Pero ese extremo ya no era de la incumbencia del conde y tal posición entre la pareja debería ser el chico quien la ganase.
Lo que más le importaba a Nuño era la cara de satisfacción del mancebo desde que salieran del castillo dejando atrás a esa zorra viciosa criado por la monjas y que pretendía llevarse de calle a los dos machitos que formaban el cuadro de esclavos personales del conde feroz; puesto que a dicho amo lo veía algo difícil de engatusar estando tan cerca el mancebo.

El trayecto fue largo y cansado porque se detuvieron poco hasta avistar a lo lejos la silueta rotunda de las murallas de Córdoba.
Allí estaba al alcance de sus ojos la hermosa ciudad que fuera cabeza del gran califato de los Omeyas.


Destacaban contra el cielo algunos minaretes, ya viejos y hasta descuidados, pero no por ello menos hermosos de lo que lucieron en otros días de mayor esplendor.
Y fijando la vista en la masa de construcciones que se apretaban en la lejanía, se distinguía la bella fábrica del mejor monumento de la ciudad. La gran mezquita.

Y a Guzmán se le erizó la piel al verla y su sangre árabe festejó esa visión del templo en que sus antepasados oraron y rindieron culto conforme a sus creencias y ritos, pero que su otro abuelo, el rey Fernando, la convirtiera en catedral cristiana tras la conquista de la ciudad.

Estaban demasiado fatigados para apreciar cuanto les iban ofreciendo a su paso las calles y plazas de la ciudad, pero los chicos y el amo forzaban la atención en aquellas fachadas e imaginaban las maravillas que debían encerrar esos muros.
Y no quedaron defraudados al llegar al fastuoso alcázar, ubicado a orillas del Guadalquivir, que sirviera de alojamiento a la corte califal y antes fuera residencia del gobernador romano.
Si no era tan rico en su decoración como el de Sevilla, sin duda era grandioso con una elegante solemnidad que llegaba a sobrecoger al entrar en sus estancias y salones.

Y este palacio sería su albergue en Córdoba por decisión del propio rey Don Alfonso.
Aquellos patios de fuentes rumorosas y serena vegetación de plantas y flores de colores vivos, que trasmitían un frescor indecible a los aposentos anexos, adornados con arabescos muy elaborados, y al resto de los aledaños, contagiando de paz y relajación a los seres que los disfrutaban, dejaron boquiabiertos al conde y sus hombres que tendrían el privilegio de alojarse en un lugar de ensueño.

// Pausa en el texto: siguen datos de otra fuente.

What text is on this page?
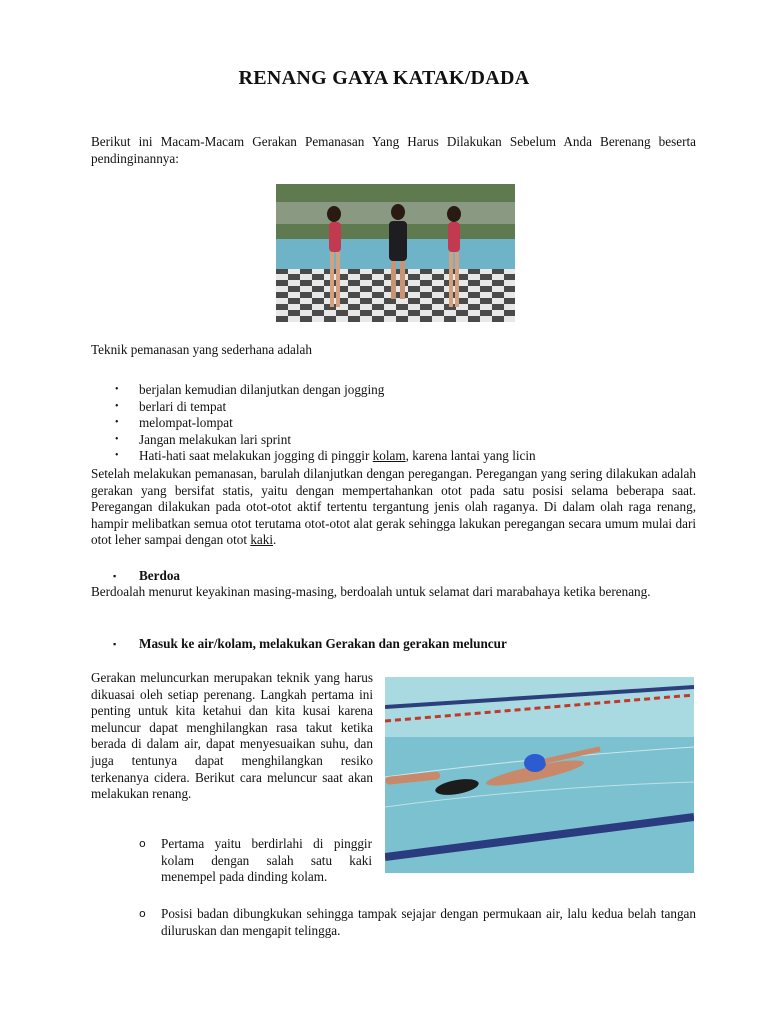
RENANG GAYA KATAK/DADA
Berikut ini Macam-Macam Gerakan Pemanasan Yang Harus Dilakukan Sebelum Anda Berenang beserta pendinginannya:
Teknik pemanasan yang sederhana adalah
• berjalan kemudian dilanjutkan dengan jogging
• berlari di tempat
• melompat-lompat
• Jangan melakukan lari sprint
• Hati-hati saat melakukan jogging di pinggir kolam, karena lantai yang licin

Setelah melakukan pemanasan, barulah dilanjutkan dengan peregangan. Peregangan yang sering dilakukan adalah gerakan yang bersifat statis, yaitu dengan mempertahankan otot pada satu posisi selama beberapa saat. Peregangan dilakukan pada otot-otot aktif tertentu tergantung jenis olah raganya. Di dalam olah raga renang, hampir melibatkan semua otot terutama otot-otot alat gerak sehingga lakukan peregangan secara umum mulai dari otot leher sampai dengan otot kaki.

▪ Berdoa

Berdoalah menurut keyakinan masing-masing, berdoalah untuk selamat dari marabahaya ketika berenang.

▪ Masuk ke air/kolam, melakukan Gerakan dan gerakan meluncur
Gerakan meluncurkan merupakan teknik yang harus dikuasai oleh setiap perenang. Langkah pertama ini penting untuk kita ketahui dan kita kusai karena meluncur dapat menghilangkan rasa takut ketika berada di dalam air, dapat menyesuaikan suhu, dan juga tentunya dapat menghilangkan resiko terkenanya cidera. Berikut cara meluncur saat akan melakukan renang.
o Pertama yaitu berdirlahi di pinggir kolam dengan salah satu kaki menempel pada dinding kolam.
o Posisi badan dibungkukan sehingga tampak sejajar dengan permukaan air, lalu kedua belah tangan diluruskan dan mengapit telingga.
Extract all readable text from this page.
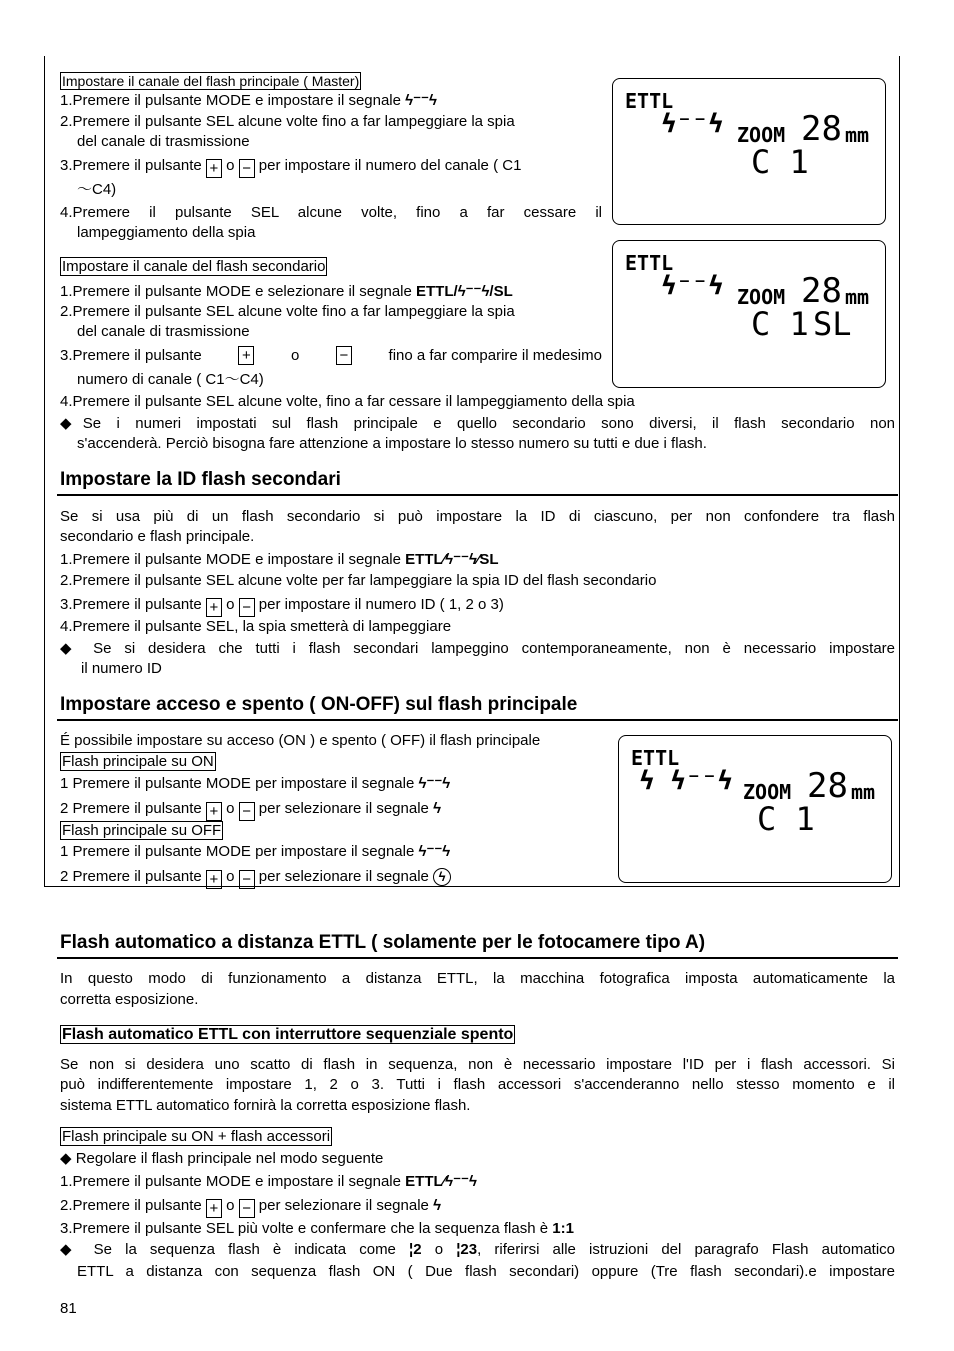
Impostare il canale del flash principale ( Master)
1.Premere il pulsante MODE e impostare il segnale ϟ⁻⁻ϟ
2.Premere il pulsante SEL alcune volte fino a far lampeggiare la spia
del canale di trasmissione
3.Premere il pulsante + o − per impostare il numero del canale ( C1
～C4)
4.Premere il pulsante SEL alcune volte, fino a far cessare il
lampeggiamento della spia
ETTL
ϟ⁻⁻ϟ ZOOM 28 mm
C 1
Impostare il canale del flash secondario
1.Premere il pulsante MODE e selezionare il segnale ETTL/ϟ⁻⁻ϟ/SL
2.Premere il pulsante SEL alcune volte fino a far lampeggiare la spia
del canale di trasmissione
3.Premere il pulsante	+	o	−	fino a far comparire il medesimo
numero di canale ( C1～C4)
4.Premere il pulsante SEL alcune volte, fino a far cessare il lampeggiamento della spia
◆Se i numeri impostati sul flash principale e quello secondario sono diversi, il flash secondario non
s'accenderà. Perciò bisogna fare attenzione a impostare lo stesso numero su tutti e due i flash.
ETTL
ϟ⁻⁻ϟ ZOOM 28 mm
C 1 SL
Impostare la ID flash secondari
Se si usa più di un flash secondario si può impostare la ID di ciascuno, per non confondere tra flash
secondario e flash principale.
1.Premere il pulsante MODE e impostare il segnale ETTL⁄ϟ⁻⁻ϟ⁄SL
2.Premere il pulsante SEL alcune volte per far lampeggiare la spia ID del flash secondario
3.Premere il pulsante + o − per impostare il numero ID ( 1, 2 o 3)
4.Premere il pulsante SEL, la spia smetterà di lampeggiare
◆ Se si desidera che tutti i flash secondari lampeggino contemporaneamente, non è necessario impostare
il numero ID
Impostare acceso e spento ( ON-OFF) sul flash principale
É possibile impostare su acceso (ON ) e spento ( OFF) il flash principale
Flash principale su ON
1 Premere il pulsante MODE per impostare il segnale ϟ⁻⁻ϟ
2 Premere il pulsante + o − per selezionare il segnale ϟ
Flash principale su OFF
1 Premere il pulsante MODE per impostare il segnale ϟ⁻⁻ϟ
2 Premere il pulsante + o − per selezionare il segnale ϟ
ETTL
ϟ ϟ⁻⁻ϟ ZOOM 28 mm
C 1
Flash automatico a distanza ETTL ( solamente per le fotocamere tipo A)
In questo modo di funzionamento a distanza ETTL, la macchina fotografica imposta automaticamente la
corretta esposizione.
Flash automatico ETTL con interruttore sequenziale spento
Se non si desidera uno scatto di flash in sequenza, non è necessario impostare l'ID per i flash accessori. Si
può indifferentemente impostare 1, 2 o 3. Tutti i flash accessori s'accenderanno nello stesso momento e il
sistema ETTL automatico fornirà la corretta esposizione flash.
Flash principale su ON + flash accessori
◆ Regolare il flash principale nel modo seguente
1.Premere il pulsante MODE e impostare il segnale ETTL⁄ϟ⁻⁻ϟ
2.Premere il pulsante + o − per selezionare il segnale ϟ
3.Premere il pulsante SEL più volte e confermare che la sequenza flash è 1:1
◆ Se la sequenza flash è indicata come ¦2 o ¦23, riferirsi alle istruzioni del paragrafo Flash automatico
ETTL a distanza con sequenza flash ON ( Due flash secondari) oppure (Tre flash secondari).e impostare
81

Para el mancebo y los otros suponía hallarse en el marco donde se desarrollara la época más importante y grandiosa de la monarquía árabe en la península de Hispania.
Y aunque sus antepasados almohades hubiesen fijado su corte en Sevilla, eso no restaba transcendencia al hecho de verse rodeado de ese lujo que como príncipe de ese pueblo le correspondía.
Y Nuño lo miró con expectación al observar su cara ensimismada que denotaba estar muy lejos de él en ese momento.

Y el amo consideró oportuno recordar al esclavo que tan sólo era eso.
Un ser con dueño sometido a una rígida esclavitud por las férreas cadenas del amor.
Guzmán ni se percató que su amo se le acercaba por detrás y volvió al mundo real al notar dos fuertes palmadas en el trasero.
Hasta se asustó por un instante, pero le cerró la boca la de su amante al besarlo en los labios y dejar caer en sus oídos con voz queda que lo iba a atravesar allí mismo, pero no con la hoja afilada con la que le rasgaba la ropa en el culo, sino con la verga durísima que el chico ya sentía empujando su esfínter para entrar.

Nuño apretó al mancebo contra una pared de azulejos coloreados con finos dibujos geométricos; y mientras lo follaba con dureza le repetía una u otra vez que viese bien y se fijase en la belleza conque se rodeaban los príncipes árabes. Y que entre todo ese lujoso confort, ninguno gozó como lo estaba haciendo él en esos momentos al sentir que la polla de su amo le reventaba el culo sin ninguna consideración a su calidad real y principesca.
O precisamente en atención a ella se la endiñaba con más brío para dejarlo más alegre que el canto de un ruiseñor en primavera, al tiempo que el amo se complacía montando a su esclavo como a una de las perras de la jauría del ilustre califa.
Y no cabria duda que también esas hembras caninas tendrían el rango adecuado entre su especie animal.
Pues el mancebo, entre los esclavos del conde, era el preferido y el más usado de todos para satisfacer la concupiscencia de su señor.

Pero también les llegó al resto de los muchachos su turno después de un baño de inmersión entre pétalos de flores y nenúfares flotando a su alrededor y de que los eunucos los preparasen convenientemente para ser gozados por el amo y se diesen también placer entre ellos.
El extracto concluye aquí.